Home > Market View, NIFTY Strategy > Market correction continues but Infosys,TCS shine

Market correction continues but Infosys,TCS shine

Monday, August 10, 2009 Leave a comment Go to comments

Today was a yet another volatile day with bears finally managing to get better of the bulls. The opening was expected to be strong on strong global cues but the bears has their first pound of flesh in the morning when they outsmarted the bears.

The bulls did try to make a comeback in the afternoon but every high level was met with renewed selling. The NIFTY finally closed 1% lower at around 4440.

It has left all of us wondering -What next ? (This is the only question investors worry about!)

It might be better to divide the market outlook into long term and short term.

In short term- bulls are in real trouble and unless 4380-4400 holds on the NIFTY, it might be very difficult for bulls to recover. Below 4380, this market can slide another 3-4% in no time, with individual stocks correcting 5-8%. On the upside, bulls need a decisive move up (in a day or two) which takes the NIFTY past the 4500 level.We can then be sure about the resumption of the uptrend.

So if you are short term bull, manage your risk properly.It might be better to cut losses than regret later.
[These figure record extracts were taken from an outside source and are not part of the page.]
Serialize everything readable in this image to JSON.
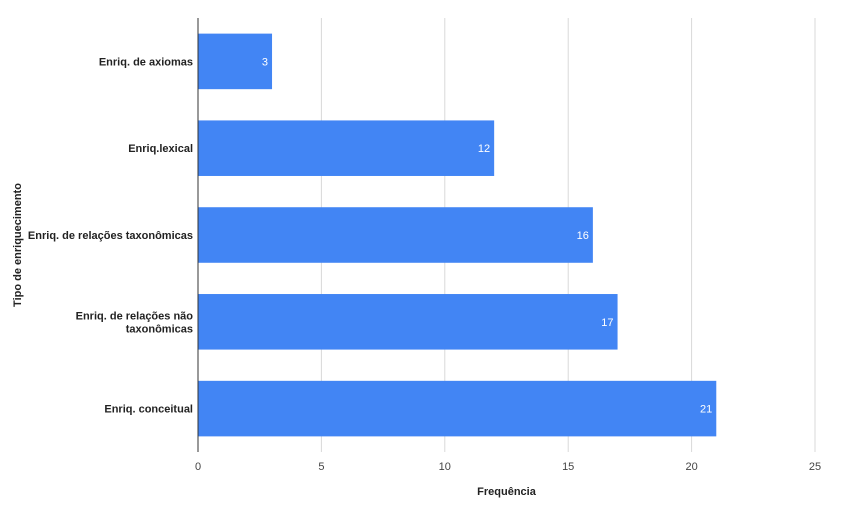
{
  "chart_data": {
    "type": "bar",
    "orientation": "horizontal",
    "categories": [
      [
        "Enriq. de axiomas"
      ],
      [
        "Enriq.lexical"
      ],
      [
        "Enriq. de relações taxonômicas"
      ],
      [
        "Enriq. de relações não",
        "taxonômicas"
      ],
      [
        "Enriq. conceitual"
      ]
    ],
    "values": [
      3,
      12,
      16,
      17,
      21
    ],
    "data_labels": [
      "3",
      "12",
      "16",
      "17",
      "21"
    ],
    "xlabel": "Frequência",
    "ylabel": "Tipo de enriquecimento",
    "xlim": [
      0,
      25
    ],
    "xticks": [
      "0",
      "5",
      "10",
      "15",
      "20",
      "25"
    ],
    "grid": true,
    "bar_color": "#4285f4",
    "grid_color": "#d9d9d9",
    "axis_color": "#333333"
  }
}
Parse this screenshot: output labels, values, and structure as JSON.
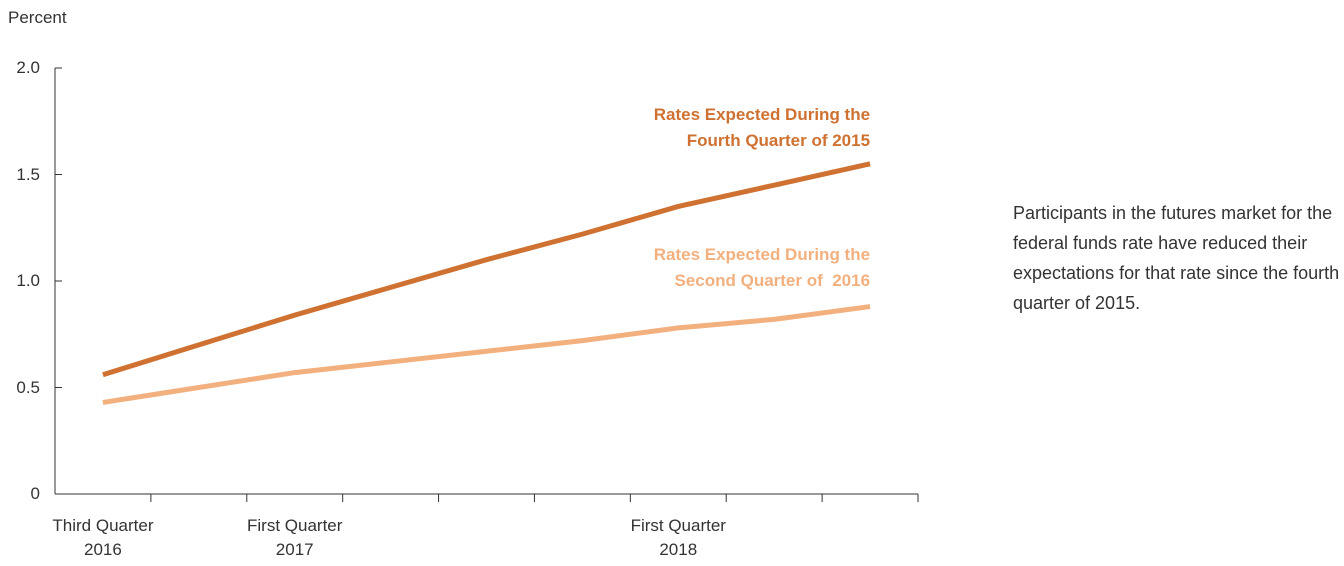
{
  "chart_data": {
    "type": "line",
    "y_axis_label": "Percent",
    "categories": [
      "Third Quarter 2016",
      null,
      "First Quarter 2017",
      null,
      null,
      null,
      "First Quarter 2018",
      null,
      null
    ],
    "series": [
      {
        "name": "Rates Expected During the Fourth Quarter of 2015",
        "color": "#cf7131",
        "values": [
          0.56,
          0.7,
          0.84,
          0.97,
          1.1,
          1.22,
          1.35,
          1.45,
          1.55
        ]
      },
      {
        "name": "Rates Expected During the Second Quarter of  2016",
        "color": "#f3b07f",
        "values": [
          0.43,
          0.5,
          0.57,
          0.62,
          0.67,
          0.72,
          0.78,
          0.82,
          0.88
        ]
      }
    ],
    "ylim": [
      0,
      2
    ],
    "yticks": [
      0,
      0.5,
      {
        "value": 1,
        "label": "1.0"
      },
      1.5,
      {
        "value": 2,
        "label": "2.0"
      }
    ],
    "annotation": "Participants in the futures market for the federal funds rate have reduced their expectations for that rate since the fourth quarter of 2015."
  }
}
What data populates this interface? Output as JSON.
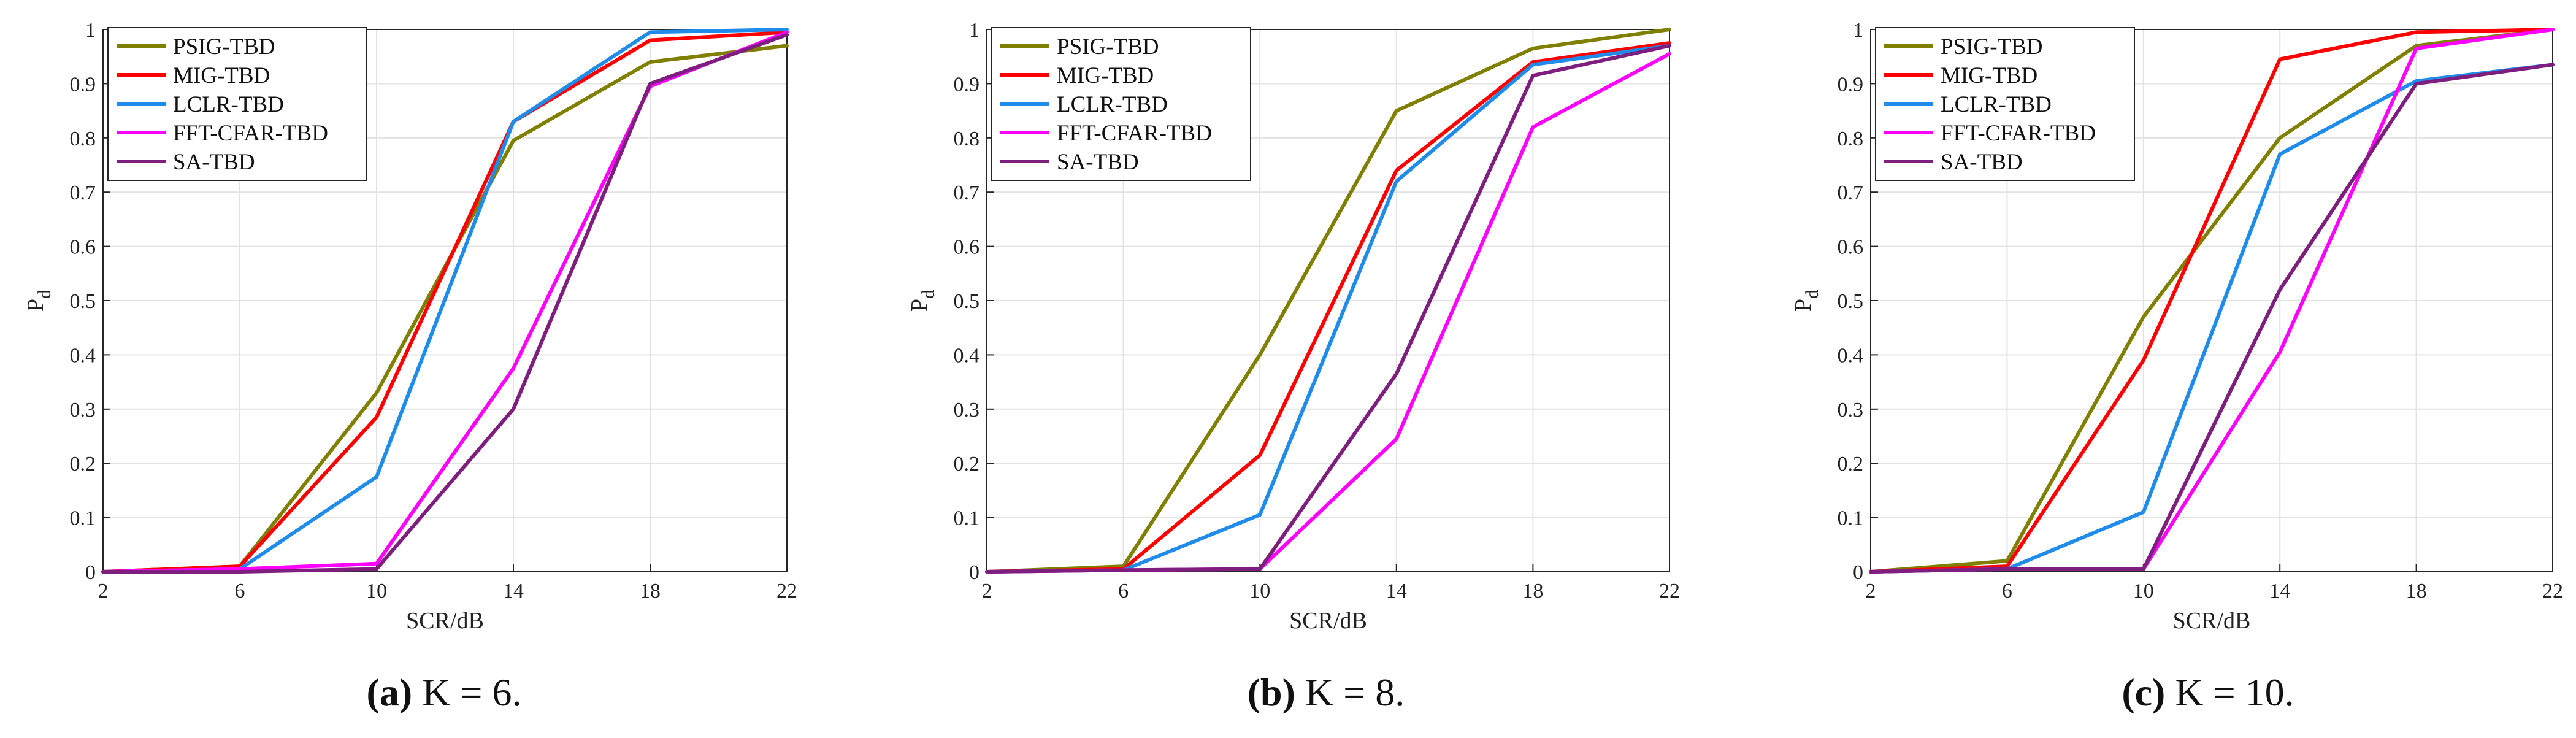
{
  "colors": {
    "PSIG-TBD": "#7f7f00",
    "MIG-TBD": "#ff0000",
    "LCLR-TBD": "#1f8ceb",
    "FFT-CFAR-TBD": "#ff00ff",
    "SA-TBD": "#7e1e7e",
    "grid": "#e2e2e2",
    "axis": "#262626"
  },
  "chart_data": [
    {
      "type": "line",
      "xlabel": "SCR/dB",
      "ylabel_main": "P",
      "ylabel_sub": "d",
      "x": [
        2,
        6,
        10,
        14,
        18,
        22
      ],
      "xlim": [
        2,
        22
      ],
      "ylim": [
        0,
        1
      ],
      "x_ticks": [
        2,
        6,
        10,
        14,
        18,
        22
      ],
      "y_ticks": [
        0,
        0.1,
        0.2,
        0.3,
        0.4,
        0.5,
        0.6,
        0.7,
        0.8,
        0.9,
        1
      ],
      "grid": true,
      "legend_position": "top-left",
      "series": [
        {
          "name": "PSIG-TBD",
          "values": [
            0.0,
            0.01,
            0.33,
            0.795,
            0.94,
            0.97
          ]
        },
        {
          "name": "MIG-TBD",
          "values": [
            0.0,
            0.01,
            0.285,
            0.83,
            0.98,
            0.995
          ]
        },
        {
          "name": "LCLR-TBD",
          "values": [
            0.0,
            0.005,
            0.175,
            0.83,
            0.995,
            1.0
          ]
        },
        {
          "name": "FFT-CFAR-TBD",
          "values": [
            0.0,
            0.005,
            0.015,
            0.375,
            0.895,
            0.995
          ]
        },
        {
          "name": "SA-TBD",
          "values": [
            0.0,
            0.0,
            0.005,
            0.3,
            0.9,
            0.99
          ]
        }
      ],
      "caption": {
        "label": "(a)",
        "text": " K = 6."
      }
    },
    {
      "type": "line",
      "xlabel": "SCR/dB",
      "ylabel_main": "P",
      "ylabel_sub": "d",
      "x": [
        2,
        6,
        10,
        14,
        18,
        22
      ],
      "xlim": [
        2,
        22
      ],
      "ylim": [
        0,
        1
      ],
      "x_ticks": [
        2,
        6,
        10,
        14,
        18,
        22
      ],
      "y_ticks": [
        0,
        0.1,
        0.2,
        0.3,
        0.4,
        0.5,
        0.6,
        0.7,
        0.8,
        0.9,
        1
      ],
      "grid": true,
      "legend_position": "top-left",
      "series": [
        {
          "name": "PSIG-TBD",
          "values": [
            0.0,
            0.01,
            0.4,
            0.85,
            0.965,
            1.0
          ]
        },
        {
          "name": "MIG-TBD",
          "values": [
            0.0,
            0.005,
            0.215,
            0.74,
            0.94,
            0.975
          ]
        },
        {
          "name": "LCLR-TBD",
          "values": [
            0.0,
            0.003,
            0.105,
            0.72,
            0.935,
            0.97
          ]
        },
        {
          "name": "FFT-CFAR-TBD",
          "values": [
            0.0,
            0.003,
            0.005,
            0.245,
            0.82,
            0.955
          ]
        },
        {
          "name": "SA-TBD",
          "values": [
            0.0,
            0.003,
            0.005,
            0.365,
            0.915,
            0.97
          ]
        }
      ],
      "caption": {
        "label": "(b)",
        "text": " K = 8."
      }
    },
    {
      "type": "line",
      "xlabel": "SCR/dB",
      "ylabel_main": "P",
      "ylabel_sub": "d",
      "x": [
        2,
        6,
        10,
        14,
        18,
        22
      ],
      "xlim": [
        2,
        22
      ],
      "ylim": [
        0,
        1
      ],
      "x_ticks": [
        2,
        6,
        10,
        14,
        18,
        22
      ],
      "y_ticks": [
        0,
        0.1,
        0.2,
        0.3,
        0.4,
        0.5,
        0.6,
        0.7,
        0.8,
        0.9,
        1
      ],
      "grid": true,
      "legend_position": "top-left",
      "series": [
        {
          "name": "PSIG-TBD",
          "values": [
            0.0,
            0.02,
            0.47,
            0.8,
            0.97,
            1.0
          ]
        },
        {
          "name": "MIG-TBD",
          "values": [
            0.0,
            0.01,
            0.39,
            0.945,
            0.995,
            1.0
          ]
        },
        {
          "name": "LCLR-TBD",
          "values": [
            0.0,
            0.005,
            0.11,
            0.77,
            0.905,
            0.935
          ]
        },
        {
          "name": "FFT-CFAR-TBD",
          "values": [
            0.0,
            0.005,
            0.005,
            0.405,
            0.965,
            1.0
          ]
        },
        {
          "name": "SA-TBD",
          "values": [
            0.0,
            0.005,
            0.005,
            0.52,
            0.9,
            0.935
          ]
        }
      ],
      "caption": {
        "label": "(c)",
        "text": " K = 10."
      }
    }
  ]
}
In the longer time frame, the upward trend still remains intact and will remain so till we manage to float above the 4000 mark. At the same time, there is a high probability that this markets goes into a sideways mode without making any decisive moves.

Looking at the bigger picture- the renewed threat of bad monsoon has made some investors a bit jittery. It is a fact that bad monsoons affect the rural consumer sentiment in a big way. On top of it, this also means food scarcity and food inflation. And  no stock market investor likes the prospect of lower growth and higher inflation at the same time.

Coming to individual stocks-Infosys was the star of the day. I have been emphasising that Infosys and the IT pack might be the leaders in this rally. I’d advise evry longer term investor or trader to accumulate the stock. Same is true for TCS, Wipro or Satyam, although they are a bit more volatile than Infosys.

Another star was the category of sugar stocks like Balrampur Chini.These stocks might continue to do well if monsoons fail and sugar continues to trend up.

Lastly, Cipla continues to do well. It was another star of the day.

Going forward- I’d be keeping a good eye on the commodities sector. Steel,alumnium,zinc and copper stocks might rally in a big way as soon as expectations for global growth return. So keep Hindalco and sterlite on your watch list.

Oil is slowly and steadily creeping up. This means keeping a close eye on RIL and Cairn India. It might be best to stick to the leaders in each sector.

This also means that we have to avoid a few sectors. Real estate is one sector which needs to be avoided. The sector is over owned by the retail investors and stocks have gone into a sideways or a downtrend.If there is any scare of interest rate rise in the system, these stocks will be hit really hard.

another sector to avoid might be telecoms. Both Bharti and RCOM are not looking great on charts. Bharti in particular looks vulnerable in the short term with critical supports around the 370 area. Short term traders might do well to avoid this.

Auto stocks like Maruti can be picked up if they become available at around 1000. The stock is still in a strong uptrend and remains a good pick.

So if you are a new investor, you might do well to be a little patient. If you are a momentum trader, it might be prudent to get out on trend reversal. If you are an intraday trader, you might continue to suffer with your mind preocccupied with guessing the next moves!